In 1985, Ken Auletta published Greed and Glory on Wall Street, a national bestseller. This was a colorful account of the battle for control of Lehman Brothers and was the first book that turned the machinations of previously discrete bankers into a topic for public fascination. In 1991, Auletta wrote Three Blind Mice, as the three great broadcast networks "lost their way," in the words of the book's subtitle. Then in 2001 came World War 3.0: Microsoft and Its Enemies, which was about the anti-trust cases that nearly brought the software giant down. Auletta's new book is Googled: The End of World as We Know It. Once again, he has identified an enterprise that is at the core of the way society now operates and, in this instance, how information is disseminated. Based on the history of Auletta's work, the appearance of the book is at once a measure of the company's dominance and a signal that pressures on its overwhelming power are growing.
Google may well go on to ever-greater triumphs. But if it does, it will defy the odds of Auletta's previous subjects and comparable communication companies, such as AT&T and IBM, who discovered that from the pinnacle the only place to go is down. For some time, I've been trying to figure out why Google is different from all those other great businesses that, one way or another, got their comeuppance. In the popular mind, Google has the most positive image of any media company (in the broad way that term has come to be defined) since the golden era of Walt Disney's animated features and theme parks. So what makes Google different from the other behemoths of the Internet age?
The answer, which Auletta's book confirms for me, is that Google is primarily a service, really many services, nearly all of which so far are free to consumers. Microsoft, Apple, and Amazon, the other major corporations of this Internet-based era, are all vendors, taking our money for what they provide. By contrast, Google gives us--gratis--search, e-mail, maps, and a whole host of other evolving products, which is why we like it so much.
What is distinctive about the way Google has developed is that its culture--the universe created by its founders, Sergey Brin and Larry Page--has been maintained even as the company has become a huge and very profitable business. I first visited Amazon in 1998 and the place still had a funky ethos symbolized by desks that were doors propped on saw horses. They may still give doors to employees, but the Amazon style has become as classically corporate and aggressive as Wal-Mart. It is not surprising that Wal-Mart sees Amazon as a threat and has started to undercut its pricing on books and DVDs. Amazon's founder, Jeff Bezos, set out to make his company the Wal-Mart of the Web, and is well on his way to doing so.

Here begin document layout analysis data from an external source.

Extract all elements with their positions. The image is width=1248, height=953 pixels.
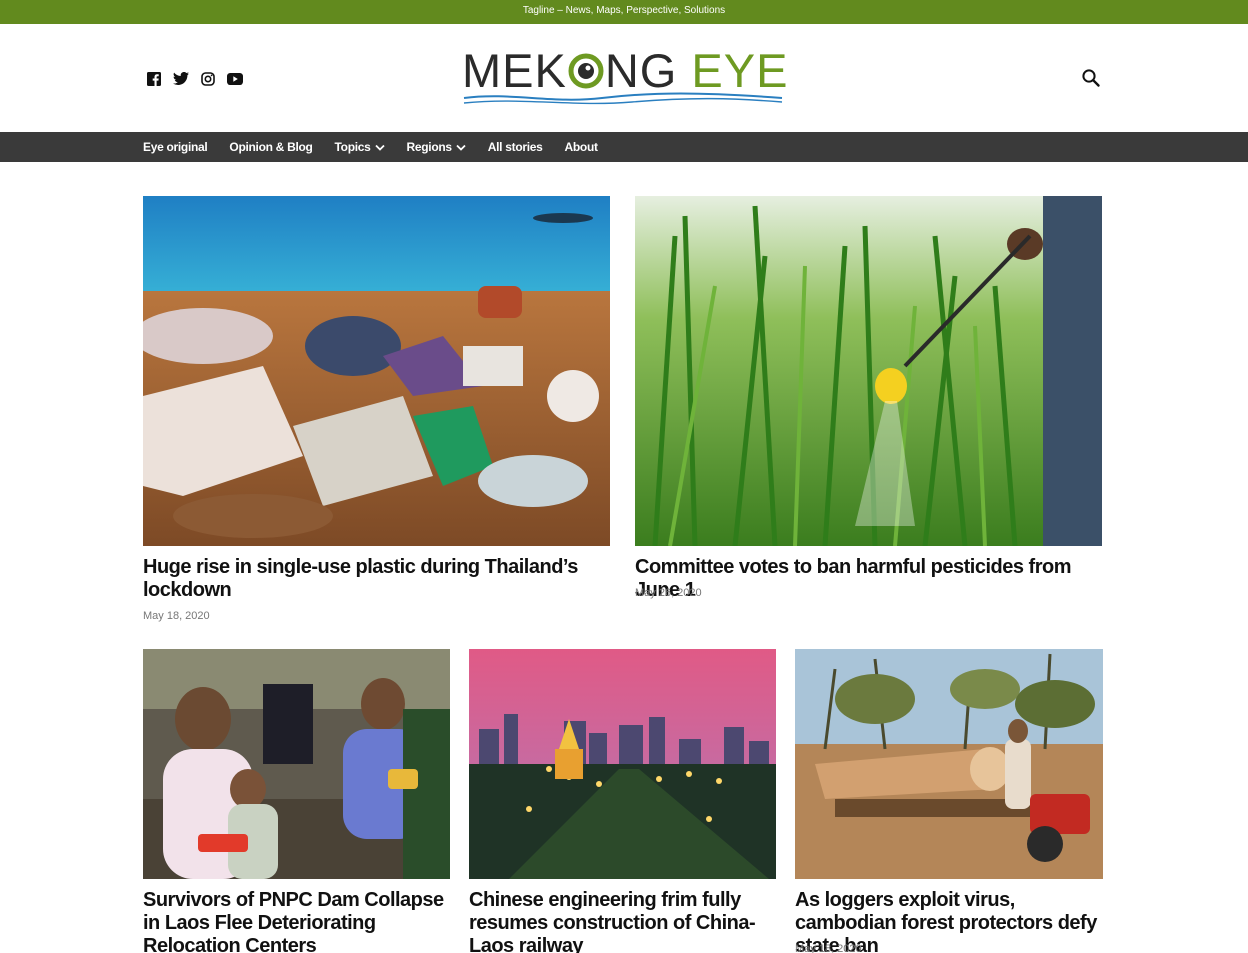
story-image-plastic-beach[interactable] [143, 196, 610, 546]
search-icon[interactable] [1081, 68, 1101, 88]
story-date: May 18, 2020 [143, 610, 210, 622]
logo-waves [463, 92, 783, 105]
nav-item-eye-original[interactable]: Eye original [143, 140, 208, 154]
logo-wordmark: MEK NG EYE [462, 44, 789, 97]
nav-item-all-stories[interactable]: All stories [488, 140, 543, 154]
instagram-icon[interactable] [199, 70, 216, 87]
nav-item-opinion-blog[interactable]: Opinion & Blog [229, 140, 312, 154]
nav-item-topics[interactable]: Topics [335, 140, 385, 154]
chevron-down-icon [374, 144, 385, 151]
story-date: May 26, 2020 [635, 587, 702, 599]
story-title[interactable]: Huge rise in single-use plastic during T… [143, 556, 610, 602]
main-nav: Eye original Opinion & Blog Topics Regio… [0, 132, 1248, 162]
story-card: Huge rise in single-use plastic during T… [143, 196, 610, 636]
story-image-pesticide-spray[interactable] [635, 196, 1102, 546]
site-header: MEK NG EYE [0, 24, 1248, 132]
tagline-text: Tagline – News, Maps, Perspective, Solut… [522, 5, 726, 16]
story-image-loggers[interactable] [795, 649, 1103, 879]
story-date: May 18, 2020 [795, 943, 862, 953]
facebook-icon[interactable] [145, 70, 162, 87]
youtube-icon[interactable] [226, 70, 243, 87]
story-card: Chinese engineering frim fully resumes c… [469, 649, 776, 953]
twitter-icon[interactable] [172, 70, 189, 87]
social-links [145, 70, 243, 87]
eye-o-icon [568, 53, 604, 89]
site-logo[interactable]: MEK NG EYE [462, 46, 787, 108]
story-card: As loggers exploit virus, cambodian fore… [795, 649, 1103, 953]
story-image-city-night[interactable] [469, 649, 776, 879]
nav-item-about[interactable]: About [565, 140, 598, 154]
story-card: Survivors of PNPC Dam Collapse in Laos F… [143, 649, 450, 953]
story-title[interactable]: Survivors of PNPC Dam Collapse in Laos F… [143, 889, 450, 953]
story-image-dam-survivors[interactable] [143, 649, 450, 879]
nav-item-regions[interactable]: Regions [407, 140, 466, 154]
story-card: Committee votes to ban harmful pesticide… [635, 196, 1102, 616]
chevron-down-icon [456, 144, 466, 151]
story-title[interactable]: Committee votes to ban harmful pesticide… [635, 556, 1102, 602]
tagline-bar: Tagline – News, Maps, Perspective, Solut… [0, 0, 1248, 24]
story-title[interactable]: Chinese engineering frim fully resumes c… [469, 889, 776, 953]
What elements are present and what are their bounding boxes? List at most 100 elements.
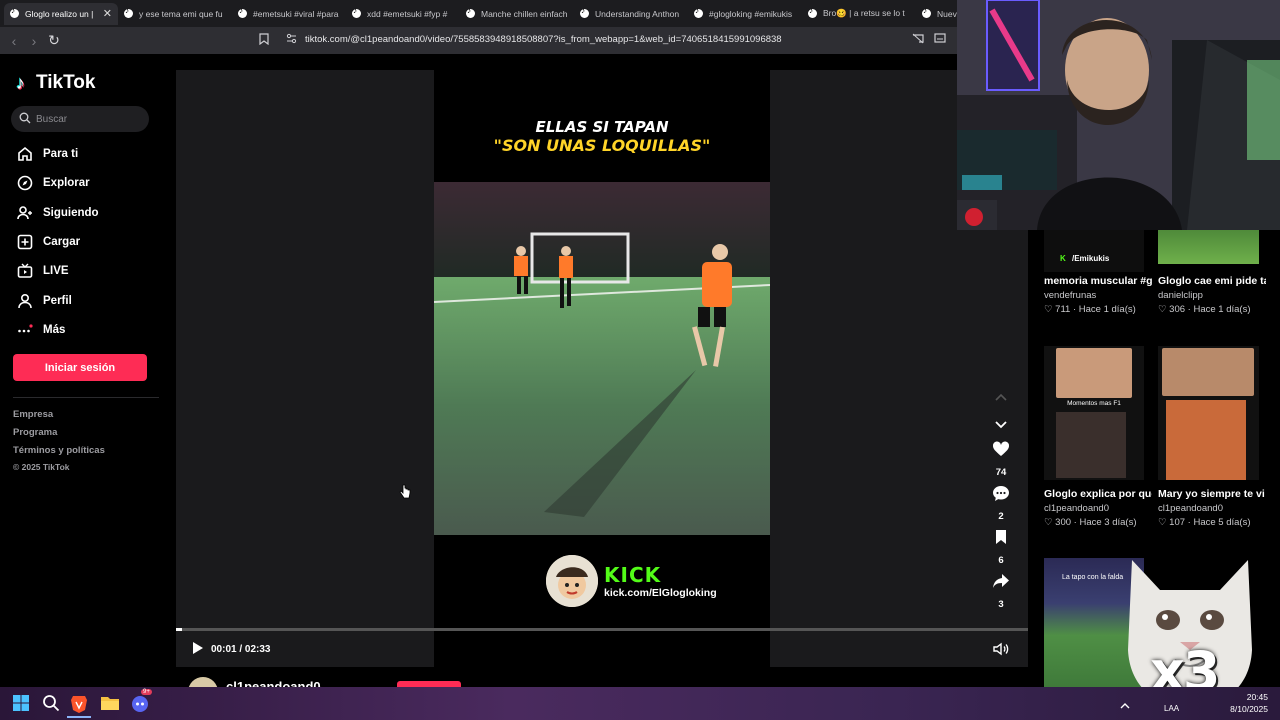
language-indicator[interactable]: LAA [1164,704,1179,713]
rec-card[interactable]: Gloglo cae emi pide tarjeta amarilla +..… [1158,274,1266,315]
video-player[interactable]: ELLAS SI TAPAN "SON UNAS LOQUILLAS" KICK… [176,70,1028,667]
profile-icon [16,292,34,310]
browser-tab[interactable]: #glogloking #emikukis [688,3,802,25]
rec-card[interactable]: Gloglo explica por que no colabora co...… [1044,487,1152,528]
system-clock[interactable]: 20:45 8/10/2025 [1226,691,1268,715]
footer-link-empresa[interactable]: Empresa [13,409,53,420]
thumb-text: /Emikukis [1072,254,1110,263]
author-name[interactable]: cl1peandoand0 [226,679,321,687]
nav-label: Siguiendo [43,207,99,219]
nav-item-live[interactable]: LIVE [16,262,69,280]
tab-title: Gloglo realizo un | [25,8,94,19]
video-author-bar: cl1peandoand0 [176,667,1028,687]
nav-item-explorar[interactable]: Explorar [16,174,90,192]
rec-author: cl1peandoand0 [1158,503,1223,514]
like-icon[interactable] [991,441,1011,462]
video-progress-bar[interactable] [176,628,1028,631]
search-icon[interactable] [42,694,62,714]
browser-tab[interactable]: Manche chillen einfach [460,3,574,25]
forward-icon[interactable]: › [24,33,44,49]
browser-tab[interactable]: Understanding Anthon [574,3,688,25]
rec-thumbnail[interactable] [1158,230,1259,264]
file-explorer-icon[interactable] [100,694,120,714]
footer-link-programa[interactable]: Programa [13,427,57,438]
rec-author: danielclipp [1158,290,1203,301]
rec-stats: ♡ 711 · Hace 1 día(s) [1044,304,1136,315]
bookmark-icon[interactable] [259,33,269,48]
play-icon[interactable] [192,641,204,658]
kick-url: kick.com/ElGlogloking [604,587,717,599]
site-info-icon[interactable] [286,33,297,47]
nav-item-mas[interactable]: Más [16,321,65,339]
rec-title: Gloglo cae emi pide tarjeta amarilla +..… [1158,275,1266,287]
next-video-icon[interactable] [991,416,1011,434]
browser-tab[interactable]: #emetsuki #viral #para [232,3,346,25]
tiktok-favicon-icon [694,6,703,18]
nav-label: Perfil [43,295,72,307]
search-input[interactable] [36,113,136,125]
tray-chevron-icon[interactable] [1120,697,1140,717]
cast-off-icon[interactable] [912,33,924,47]
close-tab-icon[interactable]: ✕ [103,7,112,20]
nav-item-para-ti[interactable]: Para ti [16,145,78,163]
home-icon [16,145,34,163]
tab-title: xdd #emetsuki #fyp # [367,8,448,19]
previous-video-icon[interactable] [991,388,1011,406]
streamer-webcam-overlay [957,0,1280,230]
video-timecode: 00:01 / 02:33 [211,644,271,655]
rec-card[interactable]: memoria muscular #gloglo... vendefrunas … [1044,274,1152,315]
discord-icon[interactable]: 9+ [130,689,152,714]
url-field[interactable]: tiktok.com/@cl1peandoand0/video/75585839… [305,34,782,45]
discord-badge: 9+ [141,689,152,695]
brave-browser-icon[interactable] [67,694,91,718]
video-frame[interactable]: ELLAS SI TAPAN "SON UNAS LOQUILLAS" KICK… [434,70,770,667]
windows-taskbar: 9+ LAA 20:45 8/10/2025 [0,687,1280,720]
tab-title: Bro🥴 | a retsu se lo t [823,8,905,18]
login-button[interactable]: Iniciar sesión [13,354,147,381]
footer-link-terminos[interactable]: Términos y políticas [13,445,105,456]
compass-icon [16,174,34,192]
share-icon[interactable] [991,573,1011,594]
reader-mode-icon[interactable] [934,33,946,46]
rec-thumbnail[interactable]: Momentos mas F1 [1044,346,1144,480]
browser-tab[interactable]: xdd #emetsuki #fyp # [346,3,460,25]
save-icon[interactable] [991,529,1011,550]
browser-tab[interactable]: y ese tema emi que fu [118,3,232,25]
nav-label: Más [43,324,66,336]
browser-tab[interactable]: Bro🥴 | a retsu se lo t [802,3,916,25]
share-count: 3 [998,599,1004,610]
kick-k-icon: K [1060,254,1066,263]
reload-icon[interactable]: ↻ [44,32,64,49]
progress-fill [176,628,182,631]
clock-date: 8/10/2025 [1230,704,1268,714]
tiktok-favicon-icon [808,6,817,18]
nav-item-cargar[interactable]: Cargar [16,233,80,251]
nav-item-perfil[interactable]: Perfil [16,292,72,310]
address-bar: ‹ › ↻ tiktok.com/@cl1peandoand0/video/75… [0,27,960,54]
tiktok-favicon-icon [466,6,475,18]
volume-icon[interactable] [993,642,1009,661]
rec-thumbnail[interactable] [1158,346,1259,480]
tab-title: #emetsuki #viral #para [253,8,339,19]
author-avatar[interactable] [188,677,218,687]
rec-stats: ♡ 107 · Hace 5 día(s) [1158,517,1251,528]
rec-title: Gloglo explica por que no colabora co... [1044,488,1152,500]
rec-card[interactable]: Mary yo siempre te vi bien uff que rico.… [1158,487,1266,528]
browser-tab[interactable]: Nuev [916,3,960,25]
nav-item-siguiendo[interactable]: Siguiendo [16,204,99,222]
nav-label: Para ti [43,148,79,160]
upload-icon [16,233,34,251]
browser-tab[interactable]: Gloglo realizo un | ✕ [4,2,118,25]
back-icon[interactable]: ‹ [4,33,24,49]
rec-author: cl1peandoand0 [1044,503,1109,514]
comment-icon[interactable] [991,485,1011,507]
like-count: 74 [995,467,1007,478]
brand-name: TikTok [36,72,96,93]
search-box[interactable] [11,106,149,132]
tiktok-logo[interactable]: ♪ TikTok [16,72,95,94]
tab-title: Understanding Anthon [595,8,680,19]
thumb-text: La tapo con la falda [1062,574,1124,581]
windows-start-icon[interactable] [12,694,32,714]
caption-line-2: "SON UNAS LOQUILLAS" [493,136,711,155]
rec-thumbnail[interactable]: /Emikukis K [1044,230,1144,272]
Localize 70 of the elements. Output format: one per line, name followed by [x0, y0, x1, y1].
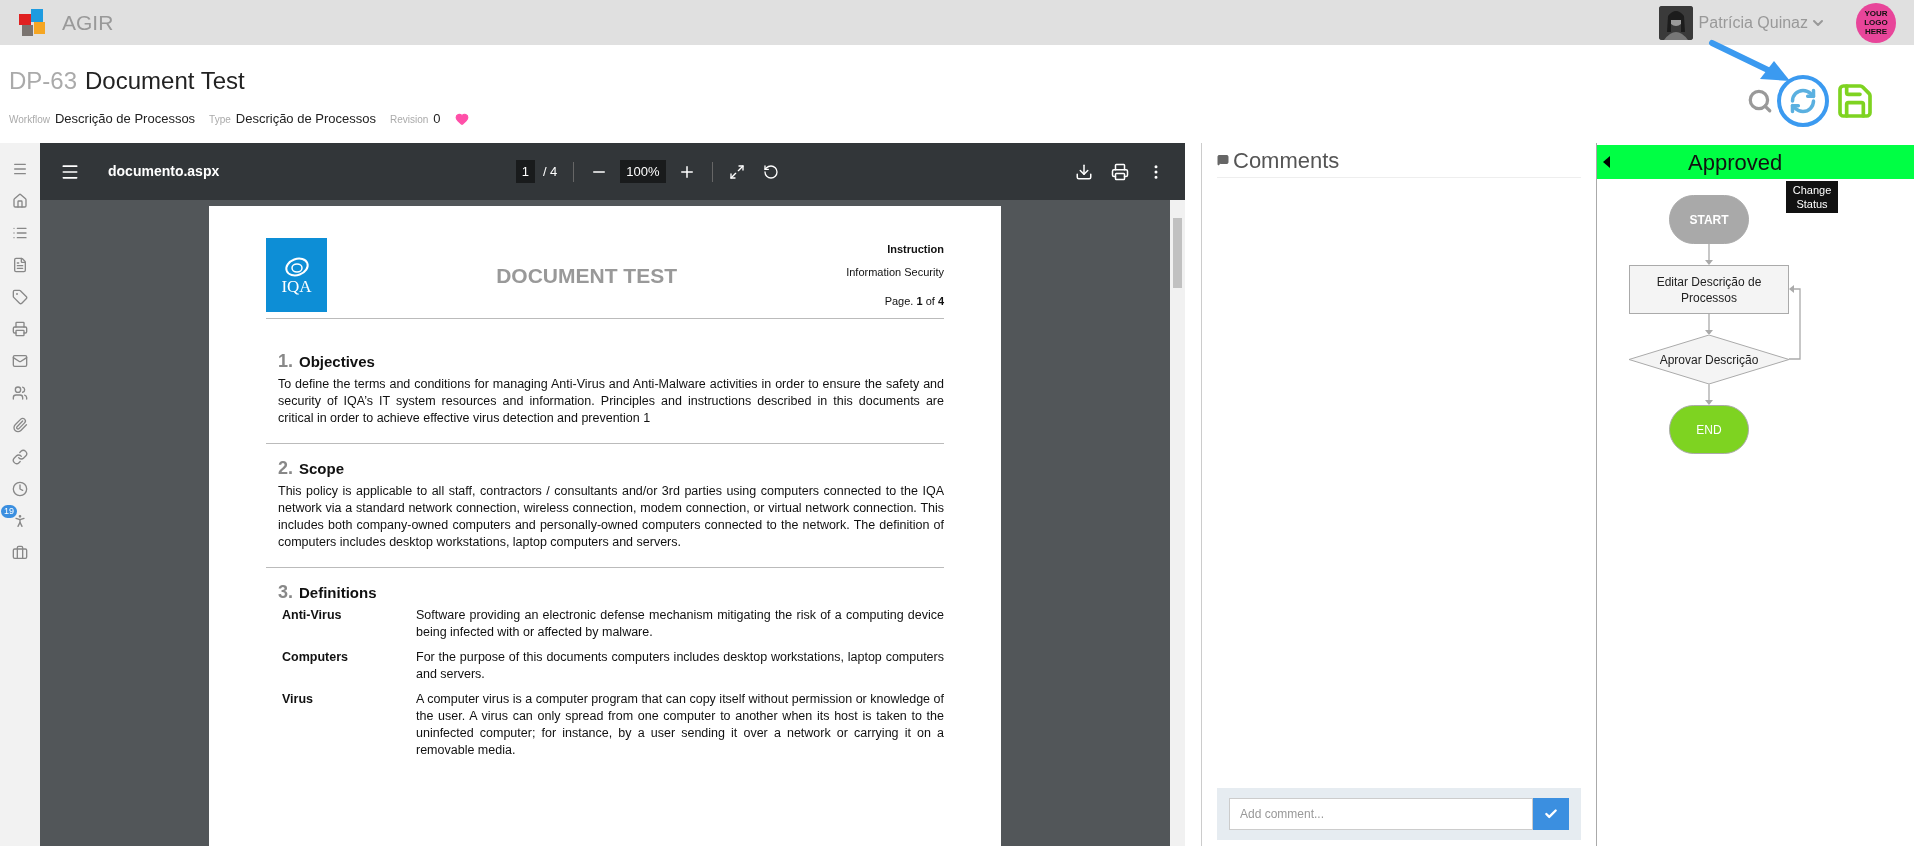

Whereas Google, for all its multi-billion dollar profits from advertising, still presents itself as a playground for brilliant engineers. Auletta describes the weekly sessions where new employees, "Nooglers," wear beanies with propellers on top and listen to Brin and Page's banter about what is happening to the company. Having visited Google's New York "campus" a number of times, I'm always struck by the festive décor and the sense that no one ever needs to grow-up at Google. Yet that spirit coexists with a fiercely competitive business side, a taskmaster that drives products to market. The apparent openness of so many services--gifts to you and me--is only possible because of techniques for advertising sales and algorithms for search rankings that are intricately designed and so far impossible for competitors to match either in scale or method. Invited for lunch at Google's lavishly stocked cafeteria, you need to sign a nondisclosure agreement at the reception desk.
History shows that every company eventually confronts existential challenges, and Google certainly will some day. The fact that Facebook has become so pervasive a platform for communication among hundreds of millions of people shows that there are ways around search as an entry point to the Internet. Google's YouTube still loses vast amounts on money, even though it is completely integrated into how we organize imagery. The genius for innovation that has taken the company this far will need to be constantly renewed. And the inevitable conundrum that arises out of Auletta's scrupulous portrait is how Google will sustain itself as other geniuses devise products as good or better than the ones we now use.
I started reading Googled in the old-fashioned way, underlining key statistics and Auletta's main observations. But I finally stopped underlining because the facts and insights in this book all support the same fundamental point. This eleven-year-old company has transformed some of the most basic functions in our lives. The company is a phenomenon and deserving of the attention it receives, the awe it inspires, and the resentment of its overwhelming stature that has arisen, especially in the past year. The Google motto of "Don't Be Evil" is a symbol of the Google ethic, but so, increasingly, is the question implicit in one of Auletta's chapter headings: "Innocence or Arrogance?"